At certain times you may lend your company money from personal funds, such as a capital sum to start the company, amounts to cover business costs if the company is currently making a loss, or for business costs which are paid personally on a regular basis as mileage, subsistence, or travel expenses, which have not yet been reimbursed.
The above examples would add up to leave a balance, or sum owed to you personally by the company known as a ‘Directors Loan Account’.
In practice the Directors Loan Account (DLA) acts like a bank account, which at the end of the year or period can be in credit, meaning the company owes you money, or in debit, meaning you owe the company money.
If you have a positive balance, the funds can be withdrawn from the company at any time, with no tax implications, as long as the cash is available in the bank. Many directors choose to be reimbursed monthly from the company, guided by our financial report as to the amount which is currently available to draw.
However, if a company has been running at a loss for some time, it can be many years before the cash is available in the bank to repay the Director.
What if I the account is in debit?
HMRC defines a Directors Loan Account as money taken from your company which is not:
- A salary, dividend or expense repayment
- Money you’ve previously paid into or loaned the company.
Business expenses are expenses which are ‘incurred wholly, exclusively and necessarily in the performance of duties of the business’, so if you have withdrawn funds for any other reason, then they meet the criteria of a ‘personal expense’ and should be recorded in the DLA.
If you have drawn too much out of your company, it leaves a debit balance, known as an ‘Overdrawn Directors Loan Account’. This usually means you have drawn out all available dividends, any loans previously made to the company, all reimbursed expenses, and more, effectively drawing out funds which should ideally be put aside in a company tax savings account, ready to pay corporation or direct tax liabilities.

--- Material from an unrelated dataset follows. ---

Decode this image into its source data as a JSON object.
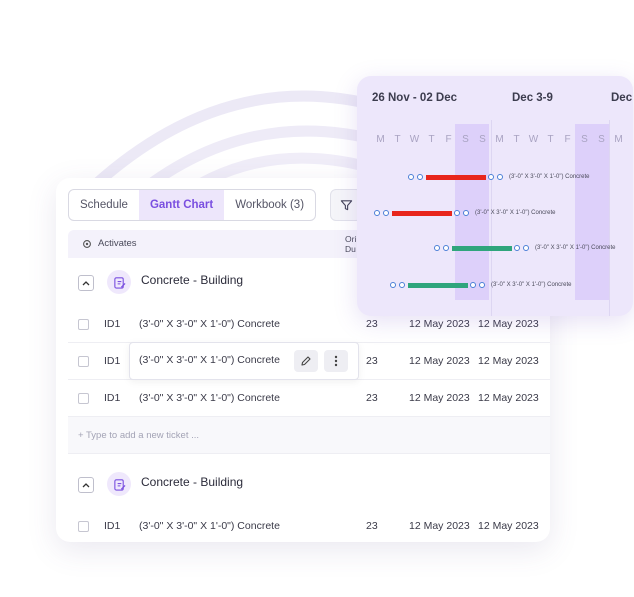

It is good practice to ensure your account does not go overdrawn, and that your account has a small credit balance, particularly at the account’s year end, otherwise it can attract taxes of 32.5% on any balance which is not repaid in full within nine months and one day of the financial year end.
Our monthly financial reports help keep you on track with this, showing the amount currently available to take as a dividend without going overdrawn.